When I received the letter from PET agreeing to fund me it made me the happiest young man in the prison. It really helped my self-esteem, which had been at an all time low. It felt amazing that somebody was giving me a second chance and not just “shutting the door” on me and my future. I went on to complete the Open University course that PET funded, before graduating with an Honours Degree in Health and Social Care in 2010, just in time for my release from prison.
I left prison with the determination that I would use PET’s faith in me wisely and have never looked back. The sentence I served was my first time in prison and certainly my last! Thanks to PET’s investment in me, my degree got me a very good job in Social Care.
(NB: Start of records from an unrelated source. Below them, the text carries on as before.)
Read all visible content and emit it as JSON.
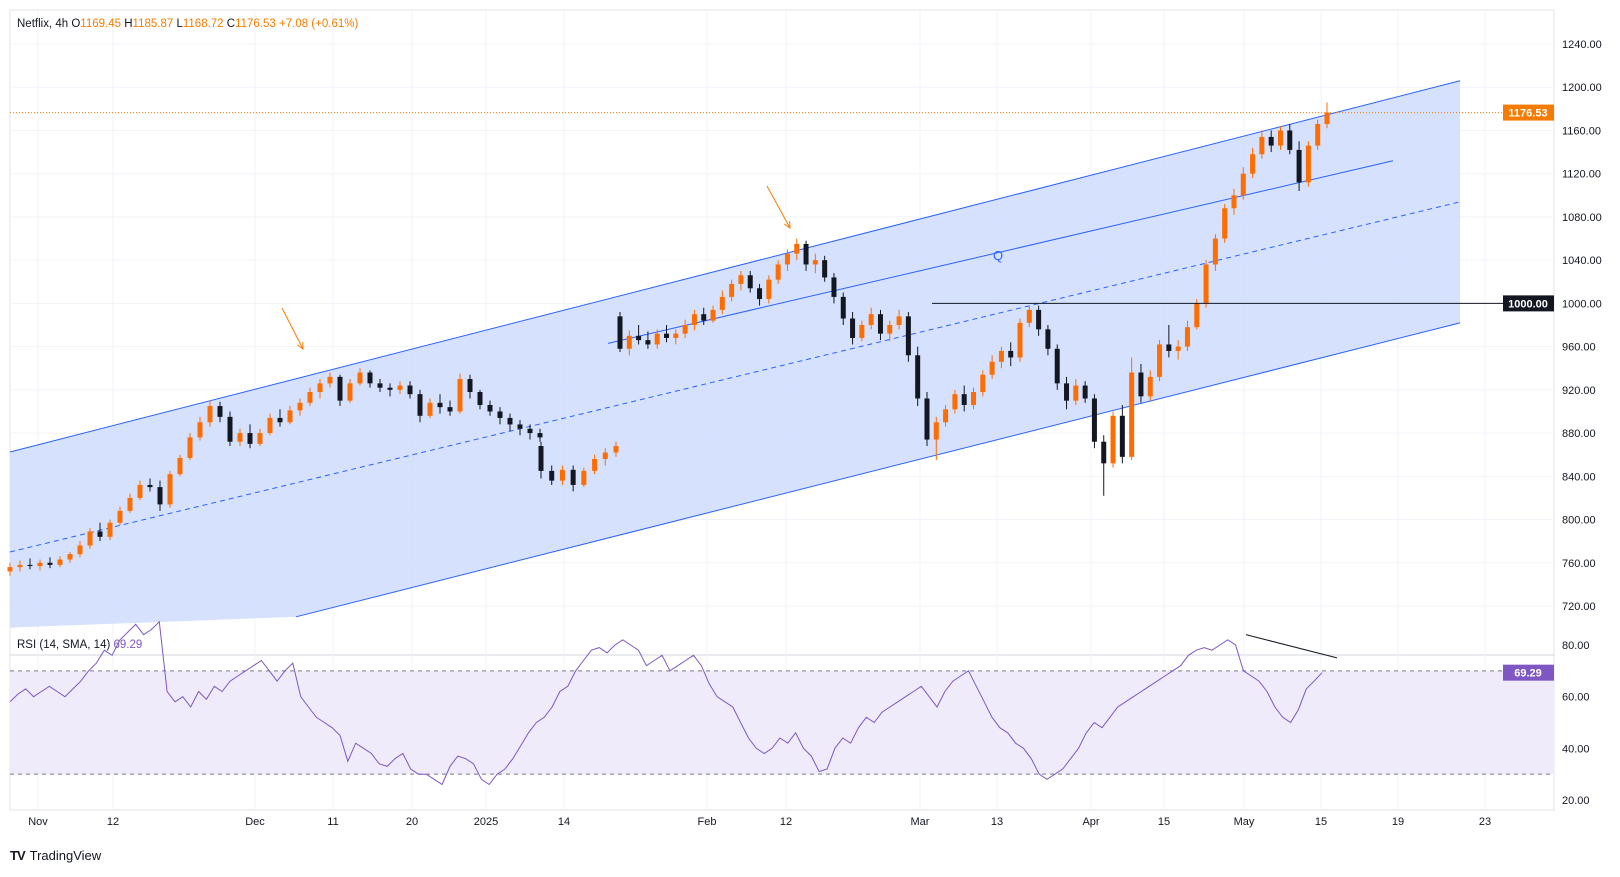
{
  "legend": {
    "symbol": "Netflix",
    "interval": "4h",
    "o_label": "O",
    "open": "1169.45",
    "h_label": "H",
    "high": "1185.87",
    "l_label": "L",
    "low": "1168.72",
    "c_label": "C",
    "close": "1176.53",
    "change": "+7.08 (+0.61%)"
  },
  "rsi_legend": {
    "label": "RSI (14, SMA, 14)",
    "value": "69.29"
  },
  "brand": {
    "logo": "TV",
    "name": "TradingView"
  },
  "colors": {
    "up": "#ff6d00",
    "down": "#131722",
    "channel_fill": "#d0defd",
    "channel_line": "#2962ff",
    "rsi_line": "#7e57c2",
    "rsi_band": "#efebfb",
    "price_tag": "#f57c00",
    "arrow": "#f57c00"
  },
  "chart_data": [
    {
      "type": "candlestick",
      "title": "Netflix, 4h",
      "ylim": [
        700,
        1260
      ],
      "y_ticks": [
        "1240.00",
        "1200.00",
        "1160.00",
        "1120.00",
        "1080.00",
        "1040.00",
        "1000.00",
        "960.00",
        "920.00",
        "880.00",
        "840.00",
        "800.00",
        "760.00",
        "720.00"
      ],
      "x_ticks": [
        "Nov",
        "12",
        "Dec",
        "11",
        "20",
        "2025",
        "14",
        "Feb",
        "12",
        "Mar",
        "13",
        "Apr",
        "15",
        "May",
        "15",
        "19",
        "23"
      ],
      "last_price": "1176.53",
      "level_label": "1000.00",
      "level": 1000,
      "channel_label": "Q",
      "ohlc_segments": [
        [
          [
            752,
            760,
            748,
            756
          ],
          [
            756,
            762,
            752,
            758
          ],
          [
            758,
            764,
            754,
            757
          ],
          [
            757,
            763,
            753,
            760
          ],
          [
            760,
            765,
            755,
            758
          ],
          [
            758,
            766,
            756,
            763
          ],
          [
            763,
            770,
            760,
            768
          ],
          [
            768,
            780,
            765,
            776
          ],
          [
            776,
            792,
            773,
            789
          ],
          [
            789,
            797,
            780,
            784
          ],
          [
            784,
            800,
            781,
            797
          ],
          [
            797,
            812,
            795,
            808
          ],
          [
            808,
            824,
            806,
            820
          ],
          [
            820,
            836,
            818,
            832
          ],
          [
            832,
            838,
            826,
            830
          ],
          [
            830,
            836,
            808,
            814
          ],
          [
            814,
            845,
            811,
            842
          ],
          [
            842,
            860,
            840,
            857
          ],
          [
            857,
            880,
            855,
            876
          ],
          [
            876,
            895,
            873,
            890
          ],
          [
            890,
            910,
            886,
            905
          ],
          [
            905,
            909,
            890,
            895
          ],
          [
            895,
            900,
            868,
            872
          ],
          [
            872,
            884,
            868,
            880
          ],
          [
            880,
            888,
            866,
            870
          ],
          [
            870,
            884,
            868,
            880
          ],
          [
            880,
            898,
            878,
            894
          ],
          [
            894,
            902,
            886,
            890
          ],
          [
            890,
            905,
            888,
            901
          ],
          [
            901,
            912,
            896,
            908
          ],
          [
            908,
            922,
            905,
            918
          ],
          [
            918,
            930,
            912,
            926
          ],
          [
            926,
            936,
            922,
            932
          ],
          [
            932,
            934,
            905,
            910
          ],
          [
            910,
            930,
            908,
            926
          ],
          [
            926,
            940,
            924,
            936
          ],
          [
            936,
            938,
            922,
            926
          ],
          [
            926,
            930,
            918,
            922
          ],
          [
            922,
            926,
            914,
            920
          ],
          [
            920,
            928,
            916,
            924
          ],
          [
            924,
            928,
            912,
            916
          ],
          [
            916,
            920,
            890,
            896
          ],
          [
            896,
            912,
            894,
            908
          ],
          [
            908,
            916,
            898,
            904
          ],
          [
            904,
            910,
            896,
            900
          ],
          [
            900,
            935,
            898,
            930
          ],
          [
            930,
            934,
            912,
            918
          ],
          [
            918,
            920,
            902,
            906
          ],
          [
            906,
            910,
            896,
            900
          ],
          [
            900,
            904,
            888,
            894
          ],
          [
            894,
            898,
            882,
            888
          ],
          [
            888,
            892,
            878,
            884
          ],
          [
            884,
            888,
            874,
            880
          ],
          [
            880,
            884,
            872,
            876
          ]
        ],
        [
          [
            868,
            872,
            838,
            845
          ],
          [
            845,
            850,
            832,
            836
          ],
          [
            836,
            850,
            832,
            846
          ],
          [
            846,
            850,
            826,
            832
          ],
          [
            832,
            848,
            830,
            845
          ],
          [
            845,
            860,
            842,
            856
          ],
          [
            856,
            866,
            850,
            862
          ],
          [
            862,
            872,
            858,
            868
          ]
        ],
        [
          [
            988,
            992,
            955,
            958
          ],
          [
            958,
            975,
            952,
            970
          ],
          [
            970,
            980,
            962,
            966
          ],
          [
            966,
            974,
            958,
            962
          ],
          [
            962,
            976,
            958,
            972
          ],
          [
            972,
            980,
            964,
            968
          ],
          [
            968,
            976,
            962,
            972
          ],
          [
            972,
            985,
            968,
            980
          ],
          [
            980,
            994,
            975,
            990
          ],
          [
            990,
            996,
            980,
            984
          ],
          [
            984,
            998,
            982,
            994
          ],
          [
            994,
            1012,
            990,
            1006
          ],
          [
            1006,
            1022,
            1002,
            1018
          ],
          [
            1018,
            1030,
            1012,
            1026
          ],
          [
            1026,
            1030,
            1010,
            1014
          ],
          [
            1014,
            1018,
            998,
            1004
          ],
          [
            1004,
            1026,
            1000,
            1022
          ],
          [
            1022,
            1040,
            1018,
            1036
          ],
          [
            1036,
            1050,
            1030,
            1046
          ],
          [
            1046,
            1060,
            1040,
            1055
          ],
          [
            1055,
            1058,
            1030,
            1036
          ],
          [
            1036,
            1046,
            1028,
            1040
          ],
          [
            1040,
            1044,
            1020,
            1024
          ],
          [
            1024,
            1028,
            1000,
            1006
          ],
          [
            1006,
            1010,
            980,
            986
          ],
          [
            986,
            992,
            962,
            968
          ],
          [
            968,
            984,
            965,
            980
          ],
          [
            980,
            996,
            976,
            990
          ],
          [
            990,
            994,
            966,
            972
          ],
          [
            972,
            984,
            965,
            980
          ],
          [
            980,
            994,
            976,
            988
          ],
          [
            988,
            992,
            946,
            952
          ],
          [
            952,
            960,
            905,
            912
          ],
          [
            912,
            918,
            868,
            874
          ],
          [
            874,
            895,
            855,
            890
          ],
          [
            890,
            906,
            886,
            902
          ],
          [
            902,
            920,
            898,
            916
          ],
          [
            916,
            924,
            900,
            906
          ],
          [
            906,
            922,
            902,
            918
          ],
          [
            918,
            938,
            914,
            934
          ],
          [
            934,
            952,
            930,
            946
          ],
          [
            946,
            960,
            940,
            956
          ],
          [
            956,
            964,
            942,
            950
          ],
          [
            950,
            986,
            946,
            982
          ],
          [
            982,
            998,
            978,
            994
          ],
          [
            994,
            998,
            970,
            976
          ],
          [
            976,
            980,
            952,
            958
          ],
          [
            958,
            962,
            920,
            926
          ],
          [
            926,
            932,
            902,
            910
          ],
          [
            910,
            930,
            906,
            924
          ],
          [
            924,
            928,
            908,
            912
          ],
          [
            912,
            916,
            866,
            872
          ],
          [
            872,
            878,
            822,
            852
          ],
          [
            852,
            900,
            848,
            896
          ],
          [
            896,
            906,
            852,
            858
          ],
          [
            858,
            950,
            855,
            936
          ],
          [
            936,
            944,
            908,
            914
          ],
          [
            914,
            938,
            910,
            932
          ],
          [
            932,
            966,
            928,
            962
          ],
          [
            962,
            980,
            950,
            956
          ],
          [
            956,
            966,
            948,
            960
          ],
          [
            960,
            984,
            956,
            978
          ],
          [
            978,
            1004,
            976,
            1000
          ],
          [
            1000,
            1040,
            996,
            1036
          ],
          [
            1036,
            1064,
            1030,
            1060
          ],
          [
            1060,
            1092,
            1056,
            1088
          ],
          [
            1088,
            1106,
            1082,
            1100
          ],
          [
            1100,
            1126,
            1096,
            1120
          ],
          [
            1120,
            1144,
            1116,
            1138
          ],
          [
            1138,
            1160,
            1134,
            1154
          ],
          [
            1154,
            1160,
            1140,
            1146
          ],
          [
            1146,
            1164,
            1142,
            1160
          ],
          [
            1160,
            1166,
            1138,
            1142
          ],
          [
            1142,
            1150,
            1104,
            1112
          ],
          [
            1112,
            1150,
            1108,
            1146
          ],
          [
            1146,
            1170,
            1142,
            1166
          ],
          [
            1166,
            1186,
            1162,
            1176.53
          ]
        ]
      ]
    },
    {
      "type": "line",
      "title": "RSI (14, SMA, 14)",
      "ylim": [
        15,
        95
      ],
      "y_ticks": [
        "80.00",
        "60.00",
        "40.00",
        "20.00"
      ],
      "bands": [
        70,
        30
      ],
      "last_value": "69.29",
      "series": [
        {
          "values": [
            58,
            61,
            63,
            60,
            62,
            64,
            62,
            60,
            63,
            66,
            70,
            73,
            78,
            76,
            82,
            85,
            88,
            84,
            86,
            89,
            62,
            58,
            60,
            56,
            62,
            59,
            64,
            62,
            66,
            68,
            70,
            72,
            74,
            70,
            66,
            70,
            73,
            60,
            56,
            52,
            50,
            48,
            45,
            35,
            42,
            40,
            38,
            34,
            33,
            36,
            38,
            32,
            30,
            30,
            28,
            26,
            33,
            37,
            36,
            34,
            28,
            26,
            30,
            32,
            36,
            41,
            46,
            50,
            52,
            56,
            62,
            64,
            70,
            74,
            78,
            79,
            77,
            80,
            82,
            80,
            78,
            72,
            74,
            76,
            70,
            72,
            74,
            76,
            72,
            65,
            60,
            58,
            56,
            50,
            44,
            40,
            38,
            40,
            44,
            42,
            46,
            40,
            37,
            31,
            32,
            40,
            44,
            42,
            48,
            52,
            50,
            54,
            56,
            58,
            60,
            62,
            64,
            60,
            56,
            62,
            66,
            68,
            70,
            64,
            58,
            52,
            48,
            46,
            42,
            40,
            36,
            30,
            28,
            30,
            32,
            36,
            40,
            46,
            50,
            48,
            52,
            56,
            58,
            60,
            62,
            64,
            66,
            68,
            70,
            72,
            76,
            78,
            79,
            78,
            80,
            82,
            80,
            70,
            68,
            66,
            62,
            56,
            52,
            50,
            55,
            63,
            66,
            69.29
          ]
        }
      ]
    }
  ]
}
In just 18 months of joining my employers, I achieved back-to-back promotions from being a Support Worker to now being a Manager, responsible for 15 employees and 8 service-users, each with learning disabilities and highly complex needs.
Although I have a good standing in the community and I love my job, I wanted to do more, to give something back to my local community by helping to reduce offending in young people; my real passion. My life journey and my past experiences of the criminal justice system, coupled with my academic studies, gave me a solid base to take this knowledge into schools and youth groups, helping to reduce offending amongst young people and deter them from joining gangs as I had. I worked hard, saved from my salary and founded a charity whose aims and objectives are helping young people to see a better way of living their lives, to learn from my mistakes and to do well at school.
People comment on how much I have achieved since leaving prison and there is no question in my mind that much of that achievement can be laid at the door of PET who, despite never meeting me, had faith in what I could achieve'.